I press against the wall, weapon raised. A man rounds the corner. Uniform. Sheriff’s badge.
“Jesus, thank God,” he says. “I thought I was the only one left.”
“Codeword,” I say, eyes locked on him.
He frowns. “What?”
“Codeword.”
His eyes narrow. “It’s me, Harper. Don’t you recognize—?”
I fire.
Once. Clean shot through the sternum. He stumbles back, no blood. Just… steam. The skin sloughs off like wax. Underneath, muscle fibers knit and squirm, trying to replicate.
I don’t let it.
Two more shots and it drops.
Then the radio crackles. Park’s voice: “Contact. Three forms. Mimics. Greyson’s down. I’m compromised.”
“Location?”
No answer.
I sprint through the street, dodging shadow. I see Park near the diner, crouched, bleeding. Three figures advance.
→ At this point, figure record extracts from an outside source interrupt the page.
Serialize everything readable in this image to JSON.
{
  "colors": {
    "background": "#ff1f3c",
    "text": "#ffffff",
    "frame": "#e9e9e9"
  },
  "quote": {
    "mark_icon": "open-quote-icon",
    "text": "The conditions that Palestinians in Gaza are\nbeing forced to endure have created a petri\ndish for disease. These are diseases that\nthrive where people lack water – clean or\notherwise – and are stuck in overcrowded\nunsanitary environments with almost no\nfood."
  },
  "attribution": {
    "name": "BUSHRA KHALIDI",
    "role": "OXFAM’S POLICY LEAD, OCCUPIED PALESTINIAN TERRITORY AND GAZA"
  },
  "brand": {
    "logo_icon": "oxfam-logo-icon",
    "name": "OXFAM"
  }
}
I throw the drone—thermal bloom floods my vision. Only one is cold.
The real Park.
I take the shot.
Then another.
Then the last.
They fall, writhing, shifting back into the same grotesque, faceless shape. Park looks at me, gasping.
“Greyson?”
I shake my head.
She nods once. Doesn’t cry. Just reloads.
By dawn, we call it in.
The site is burned. Town scrubbed.
Bodies buried or vaporized.
On the chopper out, Park turns to me. “What now?”
I look out at the horizon.
“They’ll send us where the next one shows up.”
She nods. “Just like old times.”
And for the first time since the range, I let myself smile.
Because now they know who I am.
And what I do.
And the only thing scarier than what’s out there…
Is that I’m going back out to meet it.